🤖 AI Summary
This work addresses the challenge of end-to-end autonomous flight for quadrotor racing drones in complex visual environments. We propose a purely vision-driven, model-based reinforcement learning framework. To our knowledge, this is the first successful deployment of DreamerV3 on a real-world drone platform, operating solely from raw monocular onboard camera pixels—without state estimation, intermediate representations, imitation learning, or perception-guided reward engineering. Our approach integrates world model learning, latent-space planning, and end-to-end visuomotor policy optimization. It achieves high-speed, stable gate traversal in both simulation and real-world racing tracks. Quantitative evaluation demonstrates substantial performance gains over model-free baselines such as PPO. The results validate the framework’s effectiveness, robustness, and engineering feasibility on physical robotic systems.
📝 Abstract
Autonomous drone racing has risen as a challenging robotic benchmark for testing the limits of learning, perception, planning, and control. Expert human pilots are able to agilely fly a drone through a race track by mapping the real-time feed from a single onboard camera directly to control commands. Recent works in autonomous drone racing attempting direct pixel-to-commands control policies (without explicit state estimation) have relied on either intermediate representations that simplify the observation space or performed extensive bootstrapping using Imitation Learning (IL). This paper introduces an approach that learns policies from scratch, allowing a quadrotor to autonomously navigate a race track by directly mapping raw onboard camera pixels to control commands, just as human pilots do. By leveraging model-based reinforcement learning~(RL) - specifically DreamerV3 - we train visuomotor policies capable of agile flight through a race track using only raw pixel observations.
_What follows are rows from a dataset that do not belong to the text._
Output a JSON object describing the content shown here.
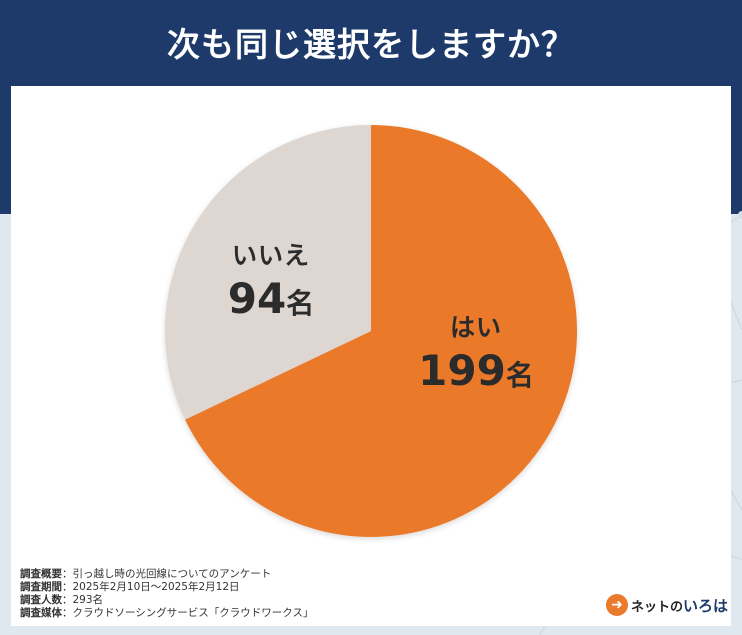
{
  "title": "次も同じ選択をしますか？",
  "colors": {
    "header": "#1d3a6b",
    "yes": "#ea7a2c",
    "no": "#ddd6d1",
    "background": "#dfe8ef"
  },
  "chart_data": {
    "type": "pie",
    "title": "次も同じ選択をしますか？",
    "unit": "名",
    "categories": [
      "はい",
      "いいえ"
    ],
    "values": [
      199,
      94
    ],
    "colors": [
      "#ea7a2c",
      "#ddd6d1"
    ],
    "legend": "none"
  },
  "labels": {
    "yes": {
      "category": "はい",
      "value": "199",
      "unit": "名"
    },
    "no": {
      "category": "いいえ",
      "value": "94",
      "unit": "名"
    }
  },
  "survey": [
    {
      "key": "調査概要",
      "value": "：引っ越し時の光回線についてのアンケート"
    },
    {
      "key": "調査期間",
      "value": "：2025年2月10日～2025年2月12日"
    },
    {
      "key": "調査人数",
      "value": "：293名"
    },
    {
      "key": "調査媒体",
      "value": "：クラウドソーシングサービス「クラウドワークス」"
    }
  ],
  "logo": {
    "icon": "arrow-right-icon",
    "prefix": "ネットの",
    "name": "いろは"
  }
}
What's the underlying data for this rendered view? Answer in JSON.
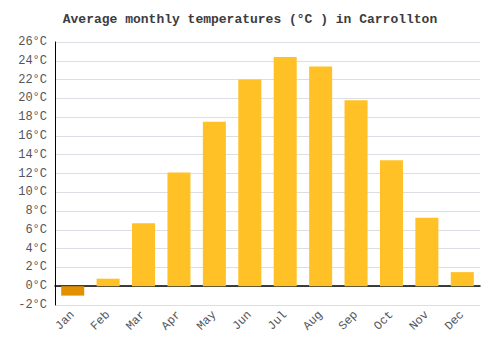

While model-free RL methods such as PPO struggle to learn under these conditions, DreamerV3 efficiently acquires complex visuomotor behaviors. Moreover, because our policies learn directly from pixel inputs, the perception-aware reward term employed in previous RL approaches to guide the training process is no longer needed. Our experiments demonstrate in both simulation and real-world flight how the proposed approach can be deployed on agile quadrotors. This approach advances the frontier of vision-based autonomous flight and shows that model-based RL is a promising direction for real-world robotics.